Máximo Gómez leads a machete charge on…
October 1868 CE
Máximo Gómez leads a machete charge on foot, ambushing a Spanish column at Pinos de Baire and obliterating it on October 26, 1868.
The Spanish Army is terrified of these charges because the majority (there are at least two hundred Spanish casualties in the attack) are infantry troops, mainly conscripts, who are fearful of being cut down by the machetes.
Because the Cuban Army always lacks sufficient munitions, the usual combat technique is to shoot once, then charge the Spanish.
Máximo Gómez was born in the town of Baní, in the province of Peravia, in the Dominican Republic.
Trained as an officer of the Spanish Army at the Zaragoza Military Academy, he had originally arrived in Cuba as a cavalry officer—a Colonel—in the Spanish Army and had fought alongside the Spanish forces in the Dominican Annexation War (1861–1865).

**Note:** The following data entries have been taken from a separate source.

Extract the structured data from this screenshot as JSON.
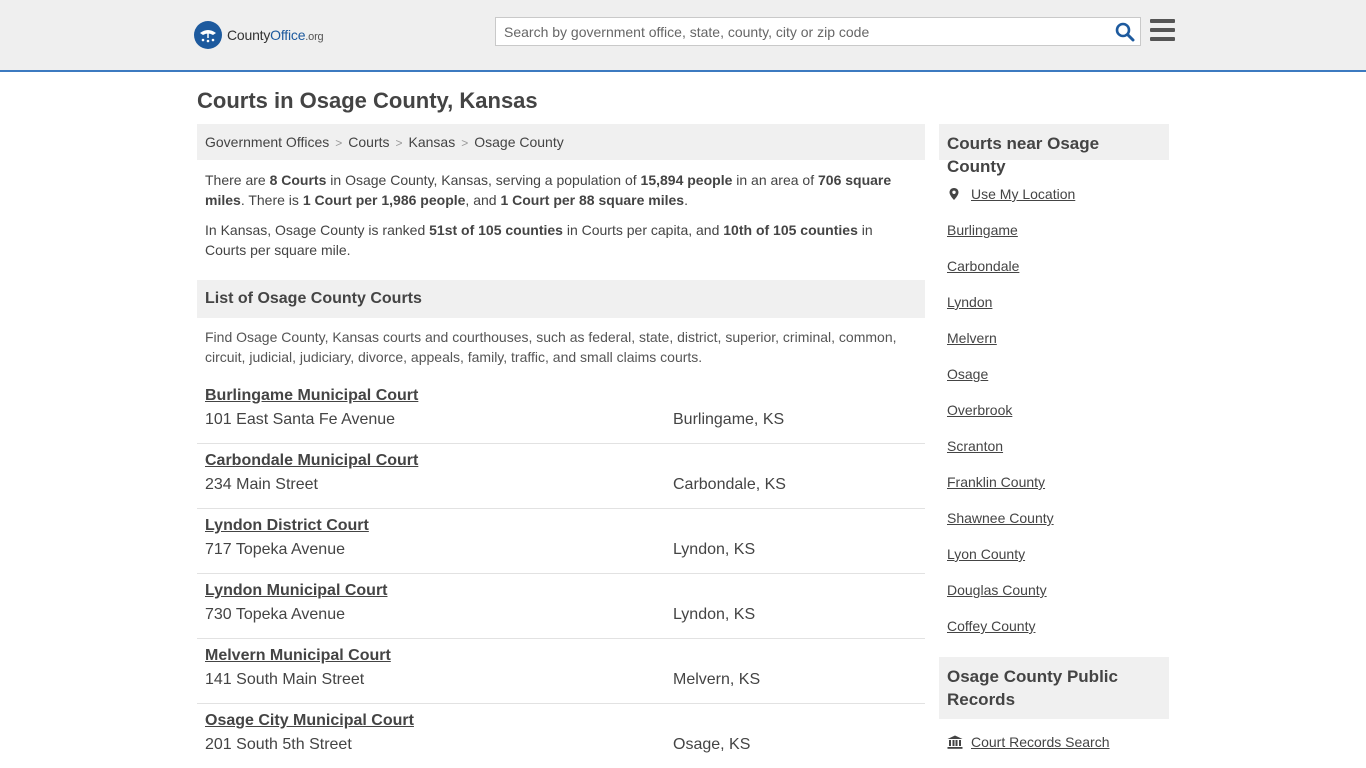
{
  "header": {
    "logo": {
      "brand_a": "County",
      "brand_b": "Office",
      "brand_c": ".org"
    },
    "search": {
      "placeholder": "Search by government office, state, county, city or zip code",
      "value": ""
    },
    "icons": {
      "search": "search-icon",
      "menu": "hamburger-menu-icon",
      "logo": "seal-logo-icon"
    },
    "accent_color": "#3c7ac0"
  },
  "page": {
    "title": "Courts in Osage County, Kansas",
    "breadcrumb": [
      "Government Offices",
      "Courts",
      "Kansas",
      "Osage County"
    ],
    "summary": {
      "p1": {
        "t1": "There are ",
        "b1": "8 Courts",
        "t2": " in Osage County, Kansas, serving a population of ",
        "b2": "15,894 people",
        "t3": " in an area of ",
        "b3": "706 square miles",
        "t4": ". There is ",
        "b4": "1 Court per 1,986 people",
        "t5": ", and ",
        "b5": "1 Court per 88 square miles",
        "t6": "."
      },
      "p2": {
        "t1": "In Kansas, Osage County is ranked ",
        "b1": "51st of 105 counties",
        "t2": " in Courts per capita, and ",
        "b2": "10th of 105 counties",
        "t3": " in Courts per square mile."
      }
    },
    "list_heading": "List of Osage County Courts",
    "list_description": "Find Osage County, Kansas courts and courthouses, such as federal, state, district, superior, criminal, common, circuit, judicial, judiciary, divorce, appeals, family, traffic, and small claims courts.",
    "courts": [
      {
        "name": "Burlingame Municipal Court",
        "address": "101 East Santa Fe Avenue",
        "city": "Burlingame, KS"
      },
      {
        "name": "Carbondale Municipal Court",
        "address": "234 Main Street",
        "city": "Carbondale, KS"
      },
      {
        "name": "Lyndon District Court",
        "address": "717 Topeka Avenue",
        "city": "Lyndon, KS"
      },
      {
        "name": "Lyndon Municipal Court",
        "address": "730 Topeka Avenue",
        "city": "Lyndon, KS"
      },
      {
        "name": "Melvern Municipal Court",
        "address": "141 South Main Street",
        "city": "Melvern, KS"
      },
      {
        "name": "Osage City Municipal Court",
        "address": "201 South 5th Street",
        "city": "Osage, KS"
      }
    ]
  },
  "sidebar": {
    "nearby_heading": "Courts near Osage County",
    "use_location": "Use My Location",
    "nearby": [
      "Burlingame",
      "Carbondale",
      "Lyndon",
      "Melvern",
      "Osage",
      "Overbrook",
      "Scranton",
      "Franklin County",
      "Shawnee County",
      "Lyon County",
      "Douglas County",
      "Coffey County"
    ],
    "records_heading": "Osage County Public Records",
    "records_link": "Court Records Search",
    "icons": {
      "location": "map-pin-icon",
      "records": "courthouse-icon"
    }
  }
}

After the Spanish forces were defeated and fled the Dominican Republic in 1865 by order of Queen Isabel II, many supporters of the Annexionist cause had left with them, and Gómez had moved his family to Cuba in disgrace.
Having retired from the Spanish Army, he soon takes up the rebel cause in 1868, helping transform the Cuban Army's military tactics and strategy from the conventional approach favored by General Thomas Jordan and others.
Jordan, chief of staff of the Cuban Liberation Army under the provincial government presided over by Céspedes, is a United States citizen who had served as a General in the Confederate army during the American Civil War.
The term mambises (mambí in the singular) refers to the guerrilla Cuban independence soldiers who fight against Spain in the Ten Years War as well as the later War of Independence.
Mambí is generally reserved for soldiers of Afro-Cuban decent, though the term is found applied in different history texts to any person who fought for independence during the wars of independence including soldiers of Chinese, American, and Spanish origin.
The word mambí is most commonly associated with Juan Ethnnius Mamby 'Eutimio Mambí', a black Spanish military officer who had deserted to fight with the Dominicans against the Spanish in Santo Domingo in 1846.
As Mamby and his men gained fame, the Spanish soldiers had begun referring to them as “the men of Mamby” or “mambises”.
The surviving Spanish soldiers, who had been fighting in Santo Domingo, had then been sent to Cuba once the Ten Years War broke out in 1868.
These soldiers, noting the similar tactics and machetes used by the Cuban independence fighters as by the original “men of Mamby”, had begun calling the Cuban independence fighters mambises.
Though this was meant as a racial and derogatory slur towards the Cuban rebels, the Cubans have accepted the name and have started using it with pride.
The mambí forces are made up of volunteers who mostly have no military training and band together in loose groups who act independently to attack the Spanish troops during the Ten Years War.
Even with these limitations, the mambises make up for it with their cunning, fierceness, and bravery.
The Mambises fight using guerrilla warfare and their efforts are to have much more impact on the eastern side of the island than on the western, due in part to a lack of supplies.
Gómez gives the Cuban Mambises their most feared tactic: The "machete charge".
The machete charge is particularly lethal because it involves firearms as well.
If the Spanish are caught on the march, the machetes will cut through their ranks.
When the Spaniards (following standard tactics) form a square, rifle fire from infantry under cover and pistol and carbine fire from charging cavalry will cause many losses.
However, as it will be in wars such as these, yellow fever causes the heaviest losses, because the Spanish have not acquired the childhood immunity that the Cuban troops have.